Just another frustration of "f" and *c*.
Going Home
5 March 2020
Friends call,
People you meet on the street
All ask “How are you going?
Are you doing OK?”
I’m just the same, ask the same question ,
and we give the same answer.
Because most of the time it is true.
We’re OK, we’re getting there.
We’re waiting and trying to make plans
There’s still ups and downs, but you know.
But at times, I think,
What if I told you really.
Would you understand?
I just want to go home now,
I’ve had enough of cooking in someone else’s kitchen
Enough of looking for things in the wrong places.
I want to stand at my wardrobe and choose what to wear,
Familiar, loved and comfortable.
I’m over the the limits of “holiday dressing”
Everything on high rotation and lots not quite right.
What’s going to happen when it starts to get cold?
I want to eat from my plates,
Sit on my verandah with a coffee in my favourite cup
Watch the boats on the lake,
Listen to my chickens cackle as if there’s some kind of joke
That we are not part of.
I want to eat eggs, tomatoes and berries
Not from the shop but out of my garden
Seeds sown and watered
Trees nurtured and nurturing
Sharing produce with friends.
My brain plays tricks,
Reminding me I haven’t pruned the fruit trees,
Or planted the autumn veg
It’s almost sweet pea time-
St Patrick’s day.
If I don’t get home soon it will be too late.
I want to pack away Christmas
Trees, Santas, Angels, Reindeer
Reminders of family, and friends and travel
So many miles and so many years.
January is long gone
But so are they.
It’s irrational, I know
But I still want to go
Home.
Perspectives
21 February 2020
My young neighbour stands at the corner of her ruined home
To look across the line of its past;
A line of “firsts”.
A short line, but still the pain is sharp and raw.
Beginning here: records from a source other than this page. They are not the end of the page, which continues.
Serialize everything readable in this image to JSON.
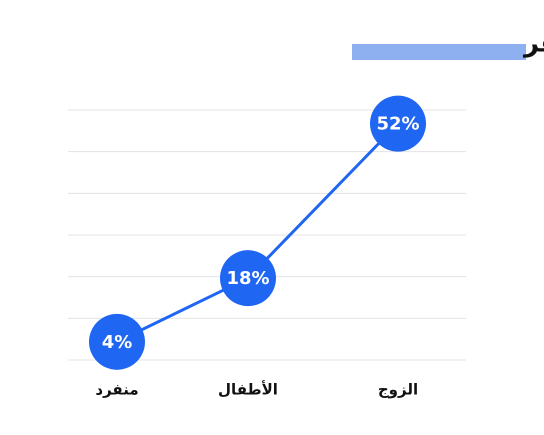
{
  "chart_data": {
    "type": "line",
    "title": "رفقاء السفر",
    "categories": [
      "منفرد",
      "الأطفال",
      "الزوج"
    ],
    "values": [
      4,
      18,
      52
    ],
    "value_labels": [
      "4%",
      "18%",
      "52%"
    ],
    "color": "#1f66f2",
    "ylim": [
      0,
      55
    ],
    "grid": true
  }
}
So she turns the other way, and sees the line of its future.
It stretches far.
A beautiful home, and strong.
It will nurture her family, keep it safe.
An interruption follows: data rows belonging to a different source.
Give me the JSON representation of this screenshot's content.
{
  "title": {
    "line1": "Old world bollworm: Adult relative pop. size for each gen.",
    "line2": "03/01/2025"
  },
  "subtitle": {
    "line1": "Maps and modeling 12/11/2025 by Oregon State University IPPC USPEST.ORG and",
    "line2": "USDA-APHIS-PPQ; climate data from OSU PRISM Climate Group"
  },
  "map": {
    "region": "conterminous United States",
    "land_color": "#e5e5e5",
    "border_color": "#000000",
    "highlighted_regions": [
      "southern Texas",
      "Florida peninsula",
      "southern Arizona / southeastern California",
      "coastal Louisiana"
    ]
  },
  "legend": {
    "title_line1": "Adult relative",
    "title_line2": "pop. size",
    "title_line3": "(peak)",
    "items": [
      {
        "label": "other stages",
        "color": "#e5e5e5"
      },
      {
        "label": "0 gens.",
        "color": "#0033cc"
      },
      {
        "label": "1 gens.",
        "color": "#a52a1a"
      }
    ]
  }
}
It will hold within its walls
all the memories they make
and the reality of dreams.
The promise it holds is bright enough to eclipse,
perhaps,
the pain of loss.
I stand on my corner
looking down the long line of loss.
It stretches far, a sesquicentenary
to my great grandfather’s book,
inscribed with his name
and destined for a granddaughter-
a shared passion across five generations.
Framed on the walls
displayed on the shelves
stored in boxes-
the fragments of how we live,and love.
The bright promises still in our neighbours’ future
can be traced in the ashes of our loss.
A deep and painful shade is cast
over all that is left.
So I too turn at that corner
to look the other way.
Not such a long line
( after ‘three score and ten’).
There is sunshine here
But the shadows remain.
Tomorrow
19 February 2020
A phone call
A meeting
A walk and a chat.
We are given a form to read and to sign
Permission there on the dotted line
Now waiting
For Someone
To take it away.
We are given a chance to look one more time
Hoping yet still for that precious find
Constricted
Conflicted
It’s now such a mess
The metal’s all rust and the ash is all mush
Ugliness contrasts with green so lush
But soon,
we’ll be clear,
A clean slate, like they say
“Time to move on”-
Well, there’s no other way,
No matter how we might wish that it was as before
Reality says it’s not there anymore.
Just a ghost, or echoes of times in our past
Which can find their way in a new home with heart.